Zing Forum

Reading

SKKU Multimodal AI Challenge 2026: Building a Fair and Reliable Image-Text Visual Question Answering Model

Solution for the 2026 Sungkyunkwan University Multimodal AI Challenge, targeting the image-text visual question answering task, using the Qwen3-VL MoE model and multi-agent debate architecture to address data bias and answer abstention calibration issues.

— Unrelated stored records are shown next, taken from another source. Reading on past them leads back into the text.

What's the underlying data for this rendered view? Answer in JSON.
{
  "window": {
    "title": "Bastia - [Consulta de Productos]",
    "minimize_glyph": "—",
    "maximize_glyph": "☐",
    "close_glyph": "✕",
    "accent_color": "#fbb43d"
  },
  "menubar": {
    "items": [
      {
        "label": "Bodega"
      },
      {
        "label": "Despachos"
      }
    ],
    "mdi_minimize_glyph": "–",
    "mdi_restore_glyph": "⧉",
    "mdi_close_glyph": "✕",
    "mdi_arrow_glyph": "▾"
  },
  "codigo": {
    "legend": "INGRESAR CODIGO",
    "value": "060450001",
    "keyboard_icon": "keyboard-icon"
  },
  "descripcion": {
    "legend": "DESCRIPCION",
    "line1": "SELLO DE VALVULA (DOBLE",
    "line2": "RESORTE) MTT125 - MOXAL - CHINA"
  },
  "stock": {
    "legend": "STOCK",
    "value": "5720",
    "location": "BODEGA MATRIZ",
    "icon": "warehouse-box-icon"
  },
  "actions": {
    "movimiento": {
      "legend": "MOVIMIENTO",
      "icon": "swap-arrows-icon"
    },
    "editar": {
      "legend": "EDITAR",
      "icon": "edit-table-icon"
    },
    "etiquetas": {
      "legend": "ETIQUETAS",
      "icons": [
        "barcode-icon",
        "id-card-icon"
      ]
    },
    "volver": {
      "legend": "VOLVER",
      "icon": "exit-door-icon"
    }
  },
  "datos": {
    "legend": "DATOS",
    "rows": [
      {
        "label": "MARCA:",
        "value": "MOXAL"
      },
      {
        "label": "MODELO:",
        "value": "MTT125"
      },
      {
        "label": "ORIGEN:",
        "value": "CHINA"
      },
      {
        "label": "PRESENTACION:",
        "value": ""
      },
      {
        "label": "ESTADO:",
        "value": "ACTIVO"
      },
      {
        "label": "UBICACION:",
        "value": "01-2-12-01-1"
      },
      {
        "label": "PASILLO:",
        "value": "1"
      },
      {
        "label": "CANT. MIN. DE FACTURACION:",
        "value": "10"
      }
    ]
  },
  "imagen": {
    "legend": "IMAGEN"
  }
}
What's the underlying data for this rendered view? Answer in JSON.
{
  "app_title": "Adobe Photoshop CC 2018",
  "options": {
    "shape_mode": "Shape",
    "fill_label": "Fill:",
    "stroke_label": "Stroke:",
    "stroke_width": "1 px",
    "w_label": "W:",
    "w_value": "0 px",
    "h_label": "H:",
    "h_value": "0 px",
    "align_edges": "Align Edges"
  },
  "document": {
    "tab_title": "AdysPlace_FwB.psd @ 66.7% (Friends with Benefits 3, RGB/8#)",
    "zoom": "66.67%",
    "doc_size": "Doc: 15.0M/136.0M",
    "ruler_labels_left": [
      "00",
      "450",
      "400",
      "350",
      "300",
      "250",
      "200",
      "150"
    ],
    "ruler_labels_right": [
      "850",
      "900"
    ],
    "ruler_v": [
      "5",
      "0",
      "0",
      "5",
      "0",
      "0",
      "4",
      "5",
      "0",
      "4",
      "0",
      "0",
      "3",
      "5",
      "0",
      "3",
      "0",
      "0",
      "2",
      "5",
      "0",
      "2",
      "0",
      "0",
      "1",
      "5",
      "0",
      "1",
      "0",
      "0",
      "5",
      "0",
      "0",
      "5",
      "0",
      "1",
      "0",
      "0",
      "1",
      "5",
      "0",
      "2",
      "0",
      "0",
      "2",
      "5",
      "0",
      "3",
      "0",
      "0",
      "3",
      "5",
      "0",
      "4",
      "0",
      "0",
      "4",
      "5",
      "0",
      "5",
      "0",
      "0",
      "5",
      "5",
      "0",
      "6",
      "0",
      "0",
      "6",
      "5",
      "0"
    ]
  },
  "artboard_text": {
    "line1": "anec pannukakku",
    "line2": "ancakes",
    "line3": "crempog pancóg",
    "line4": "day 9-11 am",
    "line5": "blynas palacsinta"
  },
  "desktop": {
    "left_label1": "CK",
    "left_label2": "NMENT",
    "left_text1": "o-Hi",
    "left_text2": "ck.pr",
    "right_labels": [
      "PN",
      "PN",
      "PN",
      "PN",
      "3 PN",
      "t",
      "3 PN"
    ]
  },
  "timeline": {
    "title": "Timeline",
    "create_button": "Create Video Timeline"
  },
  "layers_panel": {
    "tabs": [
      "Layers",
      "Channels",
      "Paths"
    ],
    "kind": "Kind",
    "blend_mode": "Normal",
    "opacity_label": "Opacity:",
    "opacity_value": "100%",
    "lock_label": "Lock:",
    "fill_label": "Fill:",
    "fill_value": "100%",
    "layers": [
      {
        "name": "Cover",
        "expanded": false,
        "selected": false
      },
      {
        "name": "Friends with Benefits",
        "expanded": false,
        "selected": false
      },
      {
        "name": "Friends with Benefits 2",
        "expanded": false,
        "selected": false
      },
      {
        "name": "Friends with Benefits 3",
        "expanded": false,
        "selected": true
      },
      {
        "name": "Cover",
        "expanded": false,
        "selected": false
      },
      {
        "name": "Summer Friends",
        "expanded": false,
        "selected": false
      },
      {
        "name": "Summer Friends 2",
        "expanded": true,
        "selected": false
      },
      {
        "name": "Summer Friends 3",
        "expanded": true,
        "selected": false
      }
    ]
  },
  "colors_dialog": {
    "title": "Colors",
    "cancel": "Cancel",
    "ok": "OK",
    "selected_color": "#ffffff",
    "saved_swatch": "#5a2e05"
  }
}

多模态AI视觉问答VQAQwen3-VLMoE多智能体偏见检测弃权校准BBQ数据集竞赛解决方案
Published 2026-06-04 00:42Recent activity 2026-06-04 00:52Estimated read 6 min
SKKU Multimodal AI Challenge 2026: Building a Fair and Reliable Image-Text Visual Question Answering Model
1

Section 01

Guide to the 2026 SKKU Multimodal AI Challenge Solution

The 2026 Sungkyunkwan University Multimodal AI Challenge focuses on the image-text Visual Question Answering (VQA) task, aiming to build a fair and reliable model. This solution uses the Qwen3-VL MoE model and multi-agent debate architecture, focusing on solving data bias and answer abstention calibration issues. It avoids image-induced bias through the text-first principle, achieves calibrated abstention decisions, and provides a reference for the design of fair multimodal AI systems.

2

Section 02

Competition Background and Challenge Objectives

The 2026 Sungkyunkwan University Multimodal AI Challenge aims to develop a fair and reliable image-text question answering model that exceeds the balanced accuracy benchmark of 0.98-1.0. The core challenge is handling bias in multimodal data. The dataset includes images, text context, questions, and three answers (including an unknown option). The evaluation metric is the average of the accuracy of ambiguous samples and clear samples (balanced accuracy).

3

Section 03

Analysis of Core Task Difficulties

  • Sample Differentiation: Ambiguous samples require selecting the unknown option (as there is no basis in the context), while clear samples require selecting a specific answer. The hidden nature of sample types makes calibrated abstention challenging;
  • Image Bias: Images are a bait that induces bias; the real signal lies in the text;
  • Value of BBQ Dataset: Provides labels and pattern structures, supporting offline balanced accuracy measurement and model tuning.
4

Section 04

Technical Architecture and Solution

  • Model Selection: Adopt the Qwen3-VL MoE model (31 billion total parameters, 3 billion activated), which has advantages such as fast speed (0.5 seconds per sample), multi-agent support, and memory efficiency (runs on 48GB VRAM);
  • Multi-agent Debate: A single model switches roles (analyst, supporter, skeptic, referee) to save memory;
  • Auxiliary Tools: The unknown option detector identifies the position of unknown options with 100% accuracy, supporting information provision and offline metric calculation.
5

Section 05

Core Strategy: Calibrated Abstention Mechanism

  • Metric Monitoring: Optimize strategies using over-commitment rate (ambiguous samples selecting specific answers) and over-abstention rate (clear samples selecting unknown);
  • Text-First Principle: First analyze whether the text context is clear; if clear, select a specific answer, otherwise select unknown, ignoring image bias.
6

Section 06

Execution Flow and Development Roadmap

  • Environment Usage: Local Mac supports data inspection and code editing; Colab/A6000 can perform inference (installation and running commands are provided);
  • Development Plan: Inference pipeline has been completed; prompt optimization, LangGraph debate version implementation, and LoRA fine-tuning are pending.
7

Section 07

Technical Innovations and Value

  • Bias Avoidance: Identify image bias bait and establish a text-first framework;
  • Abstention Mechanism: Can be applied to AI scenarios requiring reliability and uncertainty quantification;
  • Multi-agent Architecture: Single model role switching reduces memory requirements, suitable for resource-constrained environments.
8

Section 08

Summary and Insights

This solution demonstrates a systematic approach to addressing multimodal AI bias: identifying bias sources through data analysis, establishing a calibrated decision mechanism, and adopting a resource-efficient architecture. Its text-first principle and calibrated abstention mechanism provide a reusable methodological framework for developing fair multimodal AI systems.